Was nun ist das Logische bei ARISTOTELES? In seinen, unter dem Namen "Organon" zusammengefaßten Schriften gibt er eine Antwort auf diese Frage. Logisches stellt sich dar in Begriffsbeziehungen, und es ist in einer nur wahre oder falsche Aussagen umfassenden Rede enthalten, wenn diese unter einen gültigen Syllogismus oder eine  Folge gültiger Syllogismen fällt. Die Gültigkeit von Syllogismen beruht auf der Gültigkeit des Satzes vom ausgeschlossenen Widerspruch, des Satzes vom ausgeschlossenen Dritten und dem Identitätssatz. Die Gültigkeit wiederum dieser Sätze oder Prinzipien, welche die Aristotelische Logik, die Syllogistik, voraussetzt, wird nach ARISTOTELES durch die Ontologie, die philosophische Lehre von dem Seienden, insofern es ist, gerechtfertigt. Das Logische ist also nur Anderssein von Strukturbeziehungen zwischen Klassen von an sich Seiendem, auf welche sich die Begriffe als ihrem jeweils Allgemeinen beziehen. Die Aristotelische Logik als Wissenschaft kann man enger oder breiter fassen, je nachdem, ob man die mit einer Anwendung der Syllogistik verbundenen Verfahren einer Begriffsbestimmung (Definitionslehre), die Methoden eines Beweises und die Kategorienlehre mit zur formalen Logik rechnet oder nicht. Die Aristotelische Logik wollen wir hier in diesem breiteren Sinne verstehen.

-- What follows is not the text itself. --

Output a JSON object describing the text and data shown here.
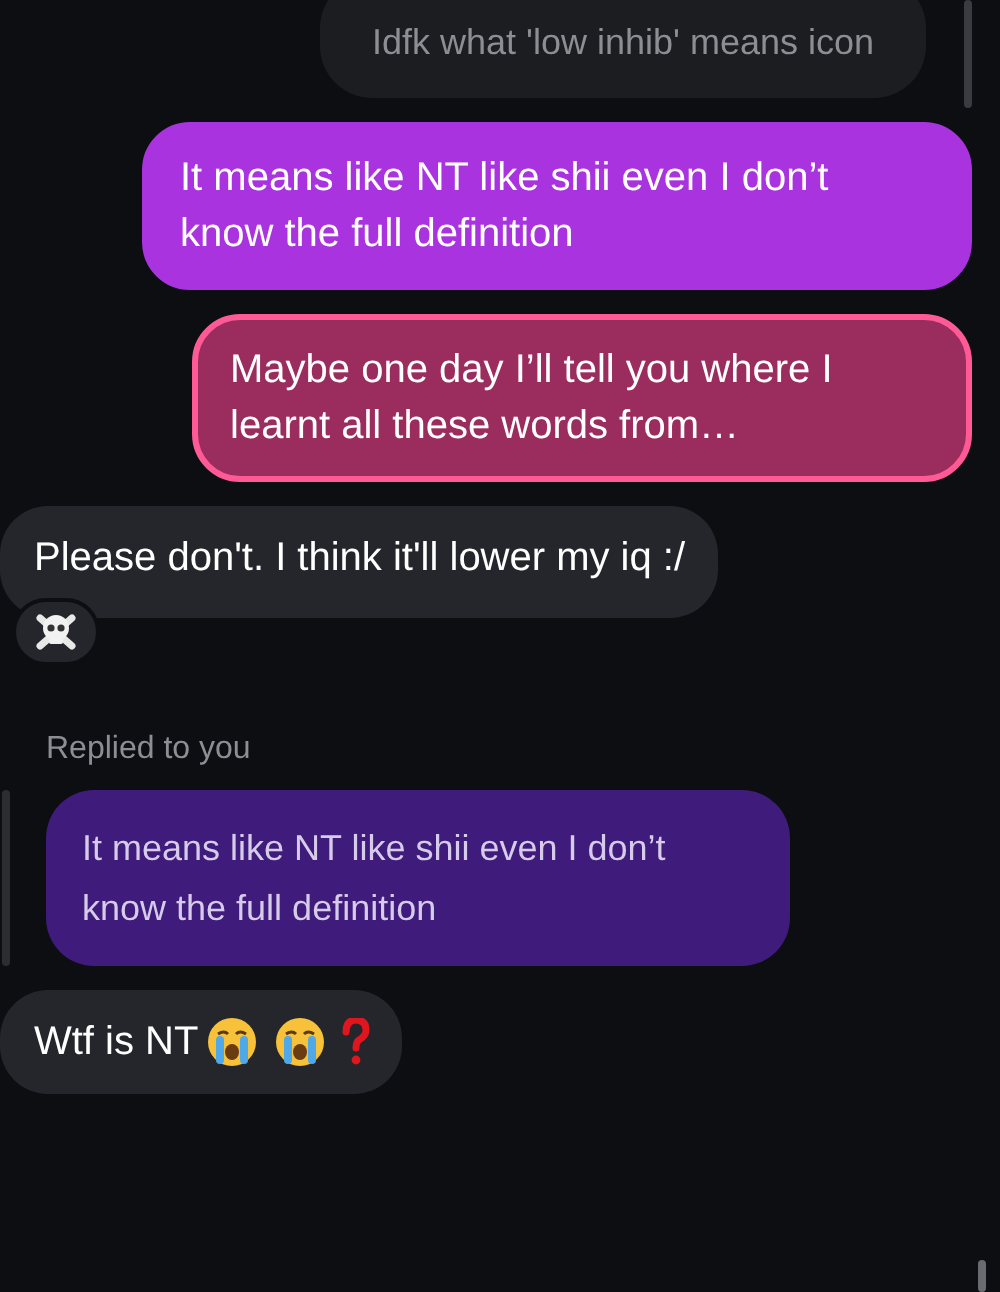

Die Syllogistik von ARISTOTELES ist auch Bestandteil jener Auffassung des Logischen, die WUNDT vertritt, oder vorsichtiger formuliert, sie wird von WUNDT als Bestandteil dieser seiner Auffassung angesehen. Aber erstens kommt sie auf nur sehr wenigen Seiten seines Gesamtwerkes über Logik zur Sprache und zweitens ist ihrer Behandlung eine Warnung vorangestellt, die eine Umdeutung dessen, was Logisches sei, erkennen läßt. In Polemik nämlich gegen jene Meinung, derzufolge die Syllogistik das ausgezeichnete Kernstück der formalen Logik sei, meint WUNDT, das habe einen "guten Sinn auf dem Boden der Aristotelischen Metaphysik" gehabt.3) Die ontologische Fundierung des Logischen lehnt WUNDT ab, und zwar aus bekannten philosophischen Gründen.

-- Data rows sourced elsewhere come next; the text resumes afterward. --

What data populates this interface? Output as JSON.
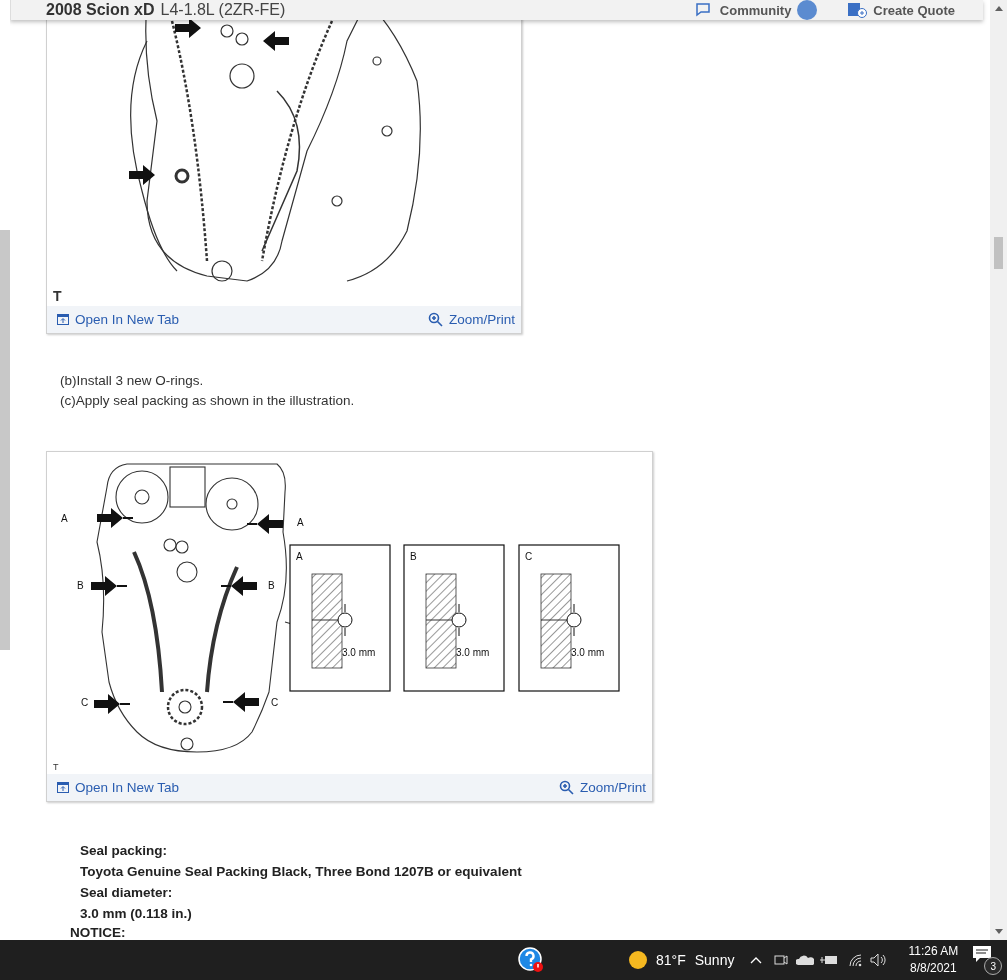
{
  "header": {
    "title": "2008 Scion xD",
    "subtitle": "L4-1.8L (2ZR-FE)",
    "community": "Community",
    "create_quote": "Create Quote"
  },
  "figures": [
    {
      "kind": "orings",
      "corner_mark": "T",
      "open_link": "Open In New Tab",
      "zoom_link": "Zoom/Print"
    },
    {
      "kind": "seal",
      "corner_mark": "T",
      "open_link": "Open In New Tab",
      "zoom_link": "Zoom/Print",
      "callouts": [
        "A",
        "A",
        "B",
        "B",
        "C",
        "C"
      ],
      "details": [
        {
          "label": "A",
          "dimension": "3.0 mm"
        },
        {
          "label": "B",
          "dimension": "3.0 mm"
        },
        {
          "label": "C",
          "dimension": "3.0 mm"
        }
      ]
    }
  ],
  "steps": [
    "(b)Install 3 new O-rings.",
    "(c)Apply seal packing as shown in the illustration."
  ],
  "specs": [
    "Seal packing:",
    "Toyota Genuine Seal Packing Black, Three Bond 1207B or equivalent",
    "Seal diameter:",
    "3.0 mm (0.118 in.)"
  ],
  "notice": "NOTICE:",
  "taskbar": {
    "temperature": "81°F",
    "weather": "Sunny",
    "time": "11:26 AM",
    "date": "8/8/2021",
    "notification_count": "3"
  }
}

W. WUNDT anerkennt alle und nur die Syllogismen als gültig, die auch ARISTOTELES als gültig anerkennt. Da es gerade die Rechtfertigung der Gültigkeit ist, die bei ARISTOTELES in dessen Metaphysik führt, muß WUNDT mit der Verwerfung der Ontologie einen neuen Gültigkeitsbegriff einführen. Das geschieht, indem er an die Stelle der ontologisch gerechtfertigten Prinzipien die Allgemeingültigkeit und die Evidenz rückt, durch deren gemeinschaftliches Vorhandensein psychologische Gesetze den Status logischer, weil normativer Gesetze erhalten.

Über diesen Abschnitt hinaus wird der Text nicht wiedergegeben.